Responsabilità da reato degli enti

In relazione alla commissione del delitto in esame, l'art. 24-bis, comma 2, prevede l'applicazione all'ente della sanzione pecuniaria fino a trecento quote.

Profili processuali

Deve segnalarsi anche che il reato in esame (a differenza di quello previsto dall'art. 635, procedibile anche in assenza di querela di parte solo nel caso sussistano le circostanze aggravanti menzionate dal comma 2 della norma) è perseguibile d'ufficio.

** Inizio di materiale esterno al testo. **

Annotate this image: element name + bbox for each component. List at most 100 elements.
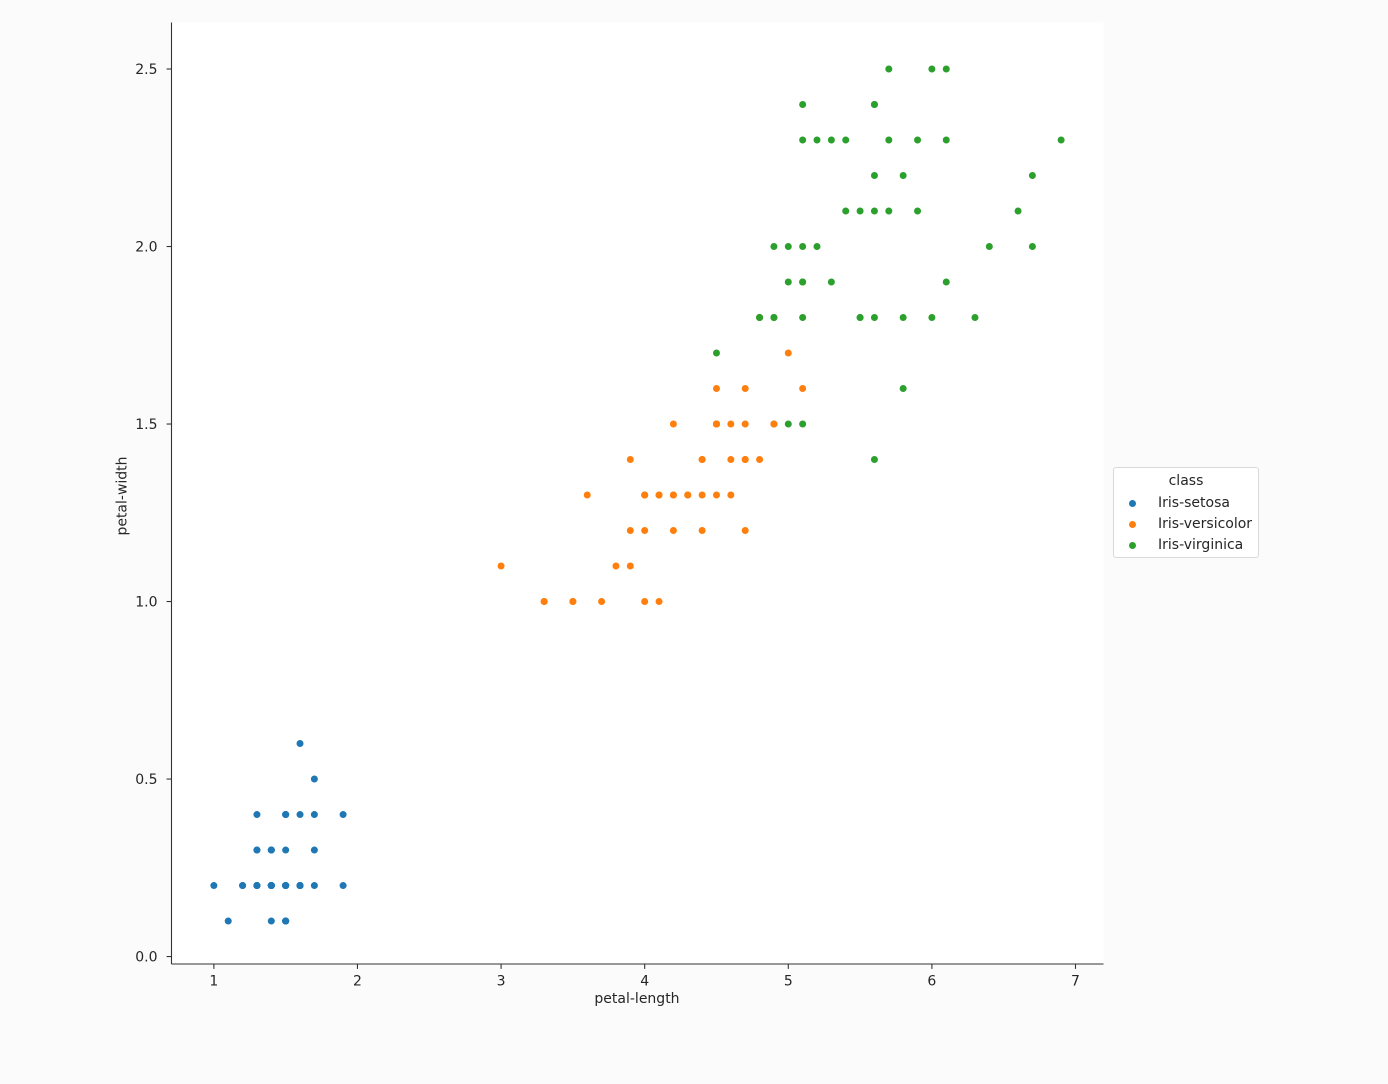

Tale scelta è determinata dal fatto che l'esigenza di contrastare tali fenomeni criminali ha un indubbio interesse sociale relativamente all'affidamento della collettività a scambiarsi dati ed informazioni e ad utilizzare i sistemi informatici liberamente, senza intralci. A tale proposito deve anche tenersi conto del fatto che spesso le P.O. non denunciano reati di questo tipo (quindi, tantomeno, sporgono querela) nella convinzione che comunque i responsabili non verranno identificati, ma anche per il timore di eventuali ritorsioni o di danni che potrebbero discendere dall'eco negativo derivante dall'aver reso pubblici eventuali «attacchi» (si pensi alla «fuga» di clienti da una banca che è stata soggetto di un «attacco» informatico).

L'Autorità giudiziaria competente è il Tribunale monocratico

L'Arresto: non è consentito. Il fermo di indiziato di delitto non è consentito

Le misure Cautelari personali non sono consentite

Sequestro e confisca

La l. n. 12/2012, pubblicata in G.U. il 23 febbraio 2012 ed entrata in vigore il 9 marzo 2012, prevede, introducendo nell'art. 240, comma 2, il n. 1 bis, la confisca obbligatoria per gli strumenti informatici utilizzati per la commissione, tra gli altri, dei reati di cui agli artt. 615-ter,  615-quater e 615-quinquies. Inoltre, la stessa legge, inserendo l'art. 86-bis  disp. att., destina alla polizia l'uso dei beni informatici sequestrati o confiscati perché utilizzati per la commissione, tra gli altri, dei reati summenzionati. In attuazione della Dir. n. 2014/42/UE, in materia di confisca e di congelamento dei beni strumentali e dei proventi da reato nell'Unione europea ed in forza della delega di cui alla l. n. 154/2014, il d.lgs. n. 202/2016, introducendo un secondo periodo al disposto dell'art. 240, comma 2, n. 1 bis, ha esteso la confisca obbligatoria anche al profitto ed al prodotto dei delitti ivi indicati ed ha previsto, in via sussidiaria, la confisca per equivalente di beni di valore pari al profitto o al prodotto di tali reati.

Bibliografia

Amato, Contrasto specifico all'uso di dispositivi, in Guida dir., 2008, 58; Cocco, sub art. 615 quinquies, in Cocco, Ambrosetti, PS, II, 418; Cuomo, Razzante, La nuova disciplina dei reati informatici, Torino, 2009; D'Aietti, La tutela dei programmi e dei sistemi informatici, in Borruso, Buonomo, Corasaniti, D'Aietti, Profili penali dell'informatica, Milano, 1994; De Ponti, sub art. 615 quinquies, in Comm. Dolcini, Marinucci, 6000; Destito, Reati informatici 201; Fondaroli, La tutela penale dei «beni informatici», in Dir. inform., 1996, 291; Monaco, sub art. 615 quinquies, in Comm. Crespi, Forti, Zuccalà, 1731; Parodi, Calice, Responsabilità penali e internet, Milano, 2001; Pecorella, sub art. 615 quinquies, in Comm. Dolcini, Marinucci, Pecorella in Pulitano' PtS II,291; Pica, Diritto penale delle tecnologie informatiche, Torino, 1997; Sarzana, Comunità virtuale e diritto: il problema dei Bulletin Board Systems, in Dir. pen. e proc. 1995.